What is likelihood?

I am currently a TA for an introductory biostatistics sequence at JHSPH where we teach students about the essentials of regression analysis. A great question that came up at office hours last week was, “What is likelihood?” I love this question because it is so fundamental to statistical thought, seems very intuitive, but actually abounds in nuance.

I found my answer to the question to be rather unsatisfying: “Likelihood refers to how probable our collected data would be given the regression model that we’re currently fitting. The higher the likelihood that Stata reports, the more likely it is that we observe our data under the specified regression model.” Still not seeing the click, I added, “So essentially the higher the likelihood, the better the model is at fitting, at predicting the data. We’re using likelihood here as a means of measuring the predictive power of a regression model.” Some nodding.

I’ve been thinking about this more, and the standard explanation of likelihood as being “under a certain model” is rather confusing. At least phrased in this way. Students are actually quite familiar with this idea in other settings. So if I could go back and answer the question again, I would want the conversation to go something like this:

“So what is likelihood?”

“Good question! Let me ask you this: what’s the probability of rolling a one on a six-sided die?”

“One-sixth…”

“Ah – what if I told you that it was actually 90%?”

Silence or contemplation.

“So why did you say one-sixth?”

“Because there’s a single one out of the six sides.”

“Right – so you assumed a model of a fair die. And using a model for a fair die, each number has a one-sixth chance of being rolled. I assumed a model of an exquisitely crafted loaded die where the chance of getting a one is 90% and the other five numbers is 2% each.”

“Ok…”

“We’re getting close to the meat of it! So I have a model in mind, and you have a model in mind…who’s right? The only way to hope to answer this is with data. Say I rolled this hypothetical die and got a 2, 3, 4, 6, and then a 2. What die model do you think is better?”

“The fair one.”

“Right – why?”

“There wasn’t even a single one rolled, and your loaded die is supposed to have a 90% chance to roll a one.”

“Excellent! So the likelihood of our data is higher for the fair die than for my loaded die, which is what led you to prefer the fair die model. Specifically you can calculate the likelihood of the data under your fair die model as $\left(\frac{1}{6}\right)^5$, and I can calculate the likelihood of the data under my loaded die model as $(0.02)^5$, which is way lower. We can apply the thinking for this scenario analogously to regression! In regression, we are proposing models for the data just like we were in this dice scenario. It’s just that we’re using a different probability model. Specifically, we assume that the outcomes come from a normal distribution and that the mean of the distribution is some linear combination of covariates. Knowing the covariate information for everyone in our data is just like knowing the sequence of die rolls, and knowing the density function for the normal distribution is just like knowing the probabilities for the six sides of the die!”
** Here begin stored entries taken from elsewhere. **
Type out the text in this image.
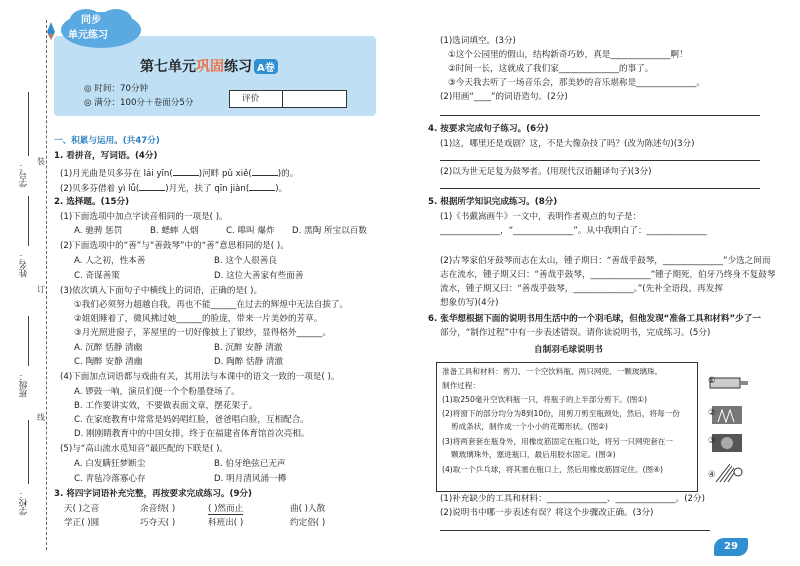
学号：
姓名：
班级：
学校：
装
订
线
同步
单元练习
第七单元巩固练习 A卷
◎ 时间：70分钟
◎ 满分：100分＋卷面分5分	评价
一、积累与运用。(共47分)
1. 看拼音，写词语。(4分)
(1)月光曲是贝多芬在 lái yīn(	)河畔 pǔ xiě(	)的。
(2)贝多芬借着 yì lǚ(	)月光，扶了 qīn jiàn(	)。
2. 选择题。(15分)
(1)下面选项中加点字读音相同的一项是( )。
A. 驰骋 惩罚	B. 蟋蟀 人烟	C. 嗥叫 爆炸 D. 黑陶 所宝以百数
(2)下面选项中的“善”与“善鼓琴”中的“善”意思相同的是( )。
A. 人之初，性本善	B. 这个人很善良
C. 奇谋善策	D. 这位大善家有些面善
(3)依次填入下面句子中横线上的词语，正确的是( )。
①我们必须努力超越自我，再也不能______在过去的辉煌中无法自拔了。
②姐姐睡着了，微风拂过她______的脸庞，带来一片美妙的芳草。
③月光照进窗子，茅屋里的一切好像披上了银纱，显得格外______。
A. 沉醉 恬静 清幽	B. 沉醉 安静 清澈
C. 陶醉 安静 清幽	D. 陶醉 恬静 清澈
(4)下面加点词语都与戏曲有关，其用法与本课中的语文一致的一项是( )。
A. 锣鼓一响，演员们便一个个粉墨登场了。
B. 工作要讲实效，不要做表面文章，摆花架子。
C. 在家庭教育中常常是妈妈唱红脸，爸爸唱白脸，互相配合。
D. 刚刚睛教育中的中国女排，终于在福建省体育馆首次亮相。
(5)与“高山流水觅知音”最匹配的下联是( )。
A. 白发瞒狂梦断尘	B. 伯牙绝弦已无声
C. 青毡冷落寡心存	D. 明月清风涌一樽
3. 将四字词语补充完整，再按要求完成练习。(9分)
天( )之音	余音绕( )	( )然而止	曲( )人散
学正( )圆	巧夺天( )	科班出( )	约定俗( )
(1)选词填空。(3分)
①这个公园里的假山，结构新奇巧妙，真是______________啊！
②时间一长，这就成了我们家______________的事了。
③今天我去听了一场音乐会，那美妙的音乐堪称是______________。
(2)用画“____”的词语造句。(2分)
4. 按要求完成句子练习。(6分)
(1)这，哪里还是戏剧？这，不是大像杂技了吗？(改为陈述句)(3分)
(2)以为世无足复为鼓琴者。(用现代汉语翻译句子)(3分)
5. 根据所学知识完成练习。(8分)
(1)《书戴嵩画牛》一文中，表明作者观点的句子是：
______________，“______________”。从中我明白了：______________
(2)古琴家伯牙鼓琴而志在太山，锺子期曰：“善哉乎鼓琴，______________”少选之间而
志在流水，锺子期又曰：“善哉乎鼓琴，______________”锺子期死，伯牙乃终身不复鼓琴
流水，锺子期又曰：“善哉乎鼓琴，______________。”(先补全语段，再发挥
想象仿写)(4分)
6. 张华想根据下面的说明书用生活中的一个羽毛球，但他发现“准备工具和材料”少了一
部分，“制作过程”中有一步表述错误。请你读说明书，完成练习。(5分)
自制羽毛球说明书
准备工具和材料：剪刀、一个空饮料瓶、两只网兜、一颗玻璃珠。
制作过程：
(1)取250毫升空饮料瓶一只，将瓶子的上半部分剪下。(图①)
(2)将窗下的部分均分为8到10份，用剪刀剪至瓶颈处，然后，将每一份
剪成条状，制作成一个小小的花瓣形状。(图②)
(3)将两套套在瓶身外，用橡皮筋固定在瓶口处，将另一只网兜套在一
颗玻璃珠外，塞进瓶口，最后用胶水固定。(图③)
(4)取一个乒乓球，将其塞在瓶口上，然后用橡皮筋固定住。(图④)
①
②
③
④
(1)补充缺少的工具和材料：______________、______________。(2分)
(2)说明书中哪一步表述有误？将这个步骤改正确。(3分)
29
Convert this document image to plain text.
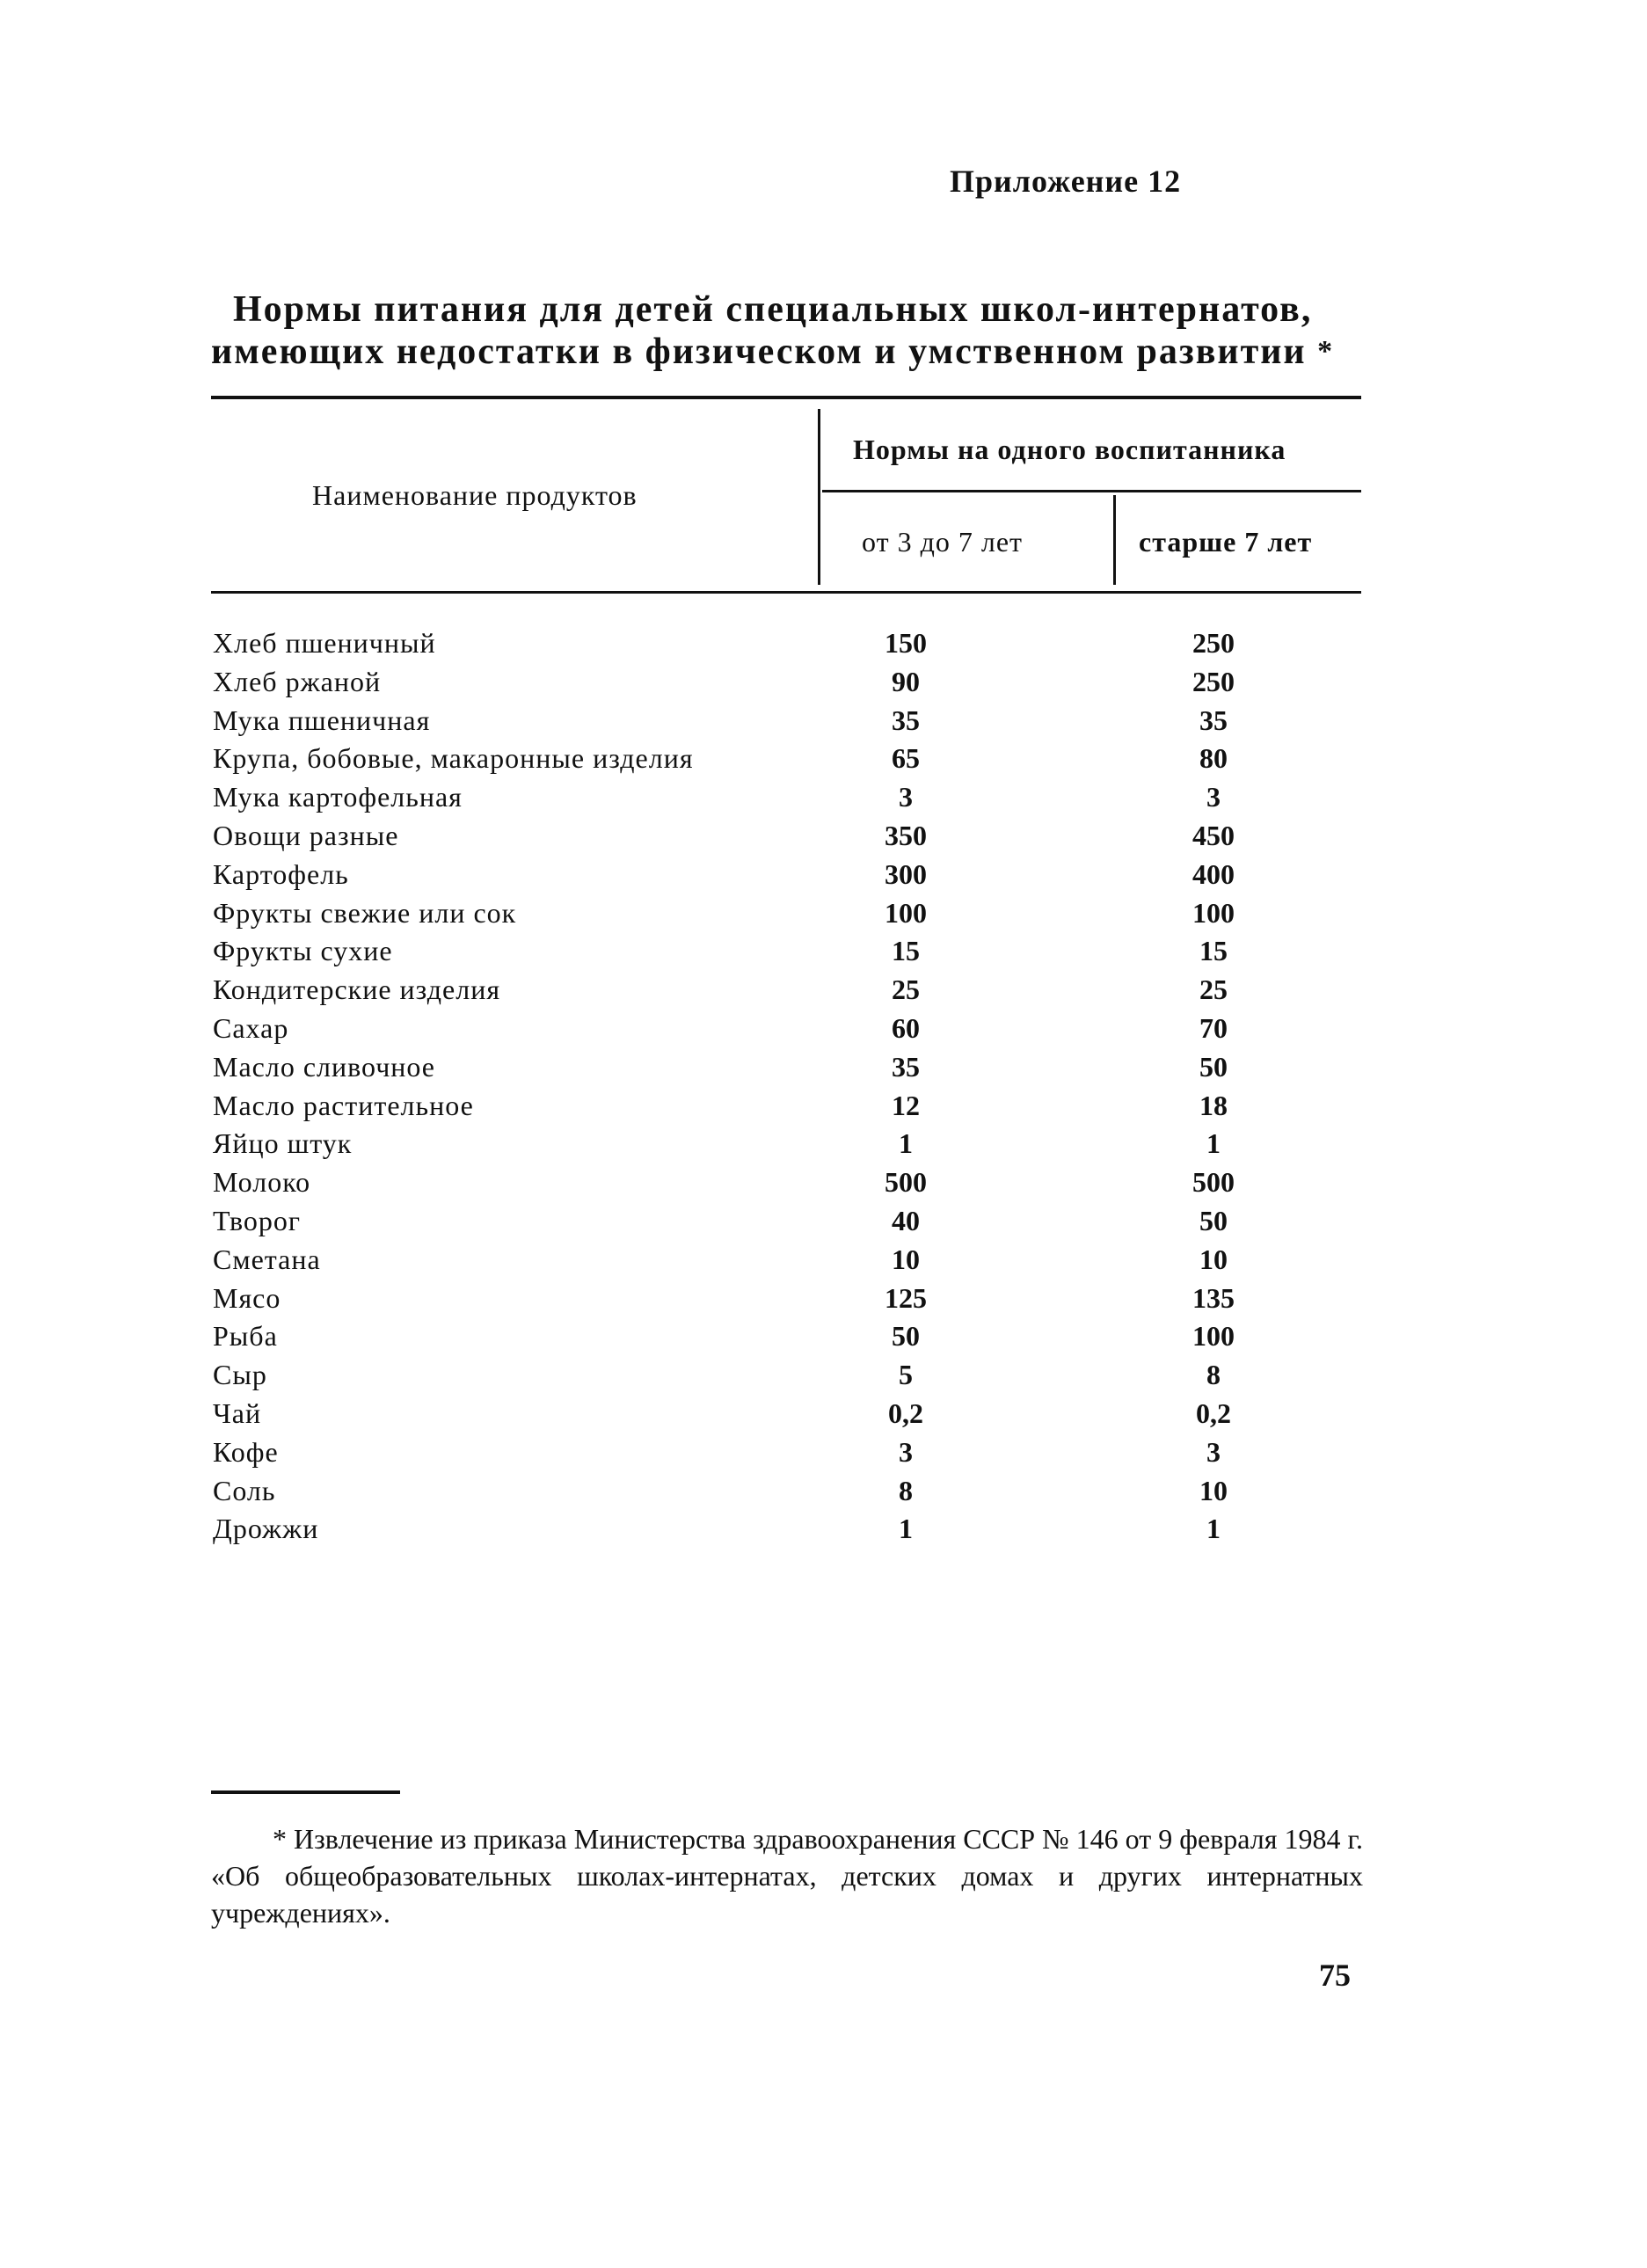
Приложение 12
Нормы питания для детей специальных школ-интернатов,
имеющих недостатки в физическом и умственном развитии *
Наименование продуктов
Нормы на одного воспитанника
от 3 до 7 лет	старше 7 лет
Хлеб пшеничный	150	250
Хлеб ржаной	90	250
Мука пшеничная	35	35
Крупа, бобовые, макаронные изделия	65	80
Мука картофельная	3	3
Овощи разные	350	450
Картофель	300	400
Фрукты свежие или сок	100	100
Фрукты сухие	15	15
Кондитерские изделия	25	25
Сахар	60	70
Масло сливочное	35	50
Масло растительное	12	18
Яйцо штук	1	1
Молоко	500	500
Творог	40	50
Сметана	10	10
Мясо	125	135
Рыба	50	100
Сыр	5	8
Чай	0,2	0,2
Кофе	3	3
Соль	8	10
Дрожжи	1	1
* Извлечение из приказа Министерства здравоохранения СССР № 146 от 9 февраля 1984 г. «Об общеобразовательных школах-интернатах, детских домах и других интернатных учреждениях».
75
The last bit of this would vary depending on the student’s understanding of the assumptions and setup of linear regression, but I like this line of explanation more than my original one for two teaching strategies that it employs.

• Setting the student up to be contradicted. Arguably lessons are more memorable for students when they are fairly confident in an answer but end up being told otherwise. Here I wanted to make them think intuitively about a common situation but bring to light their unconscious assumptions by bringing in unusual but plausible assumptions of my own. One of the main points of the explanation, the key dependence of likelihood on the model being proposed, hinges on this awareness of the connection between having a model in mind and being able to calculate probabilities. So making this memorable is key.
• Framing the unfamiliar in the familiar. Abstract concepts are often so because students are not accustomed to the language that we instructors are using to describe them. However, by framing the concept in a familiar context, students can more easily make the leap. It’s also a nice way to explain something twice without just repeating yourself twice. Essentially, analogies are the way to go when explaining something complex.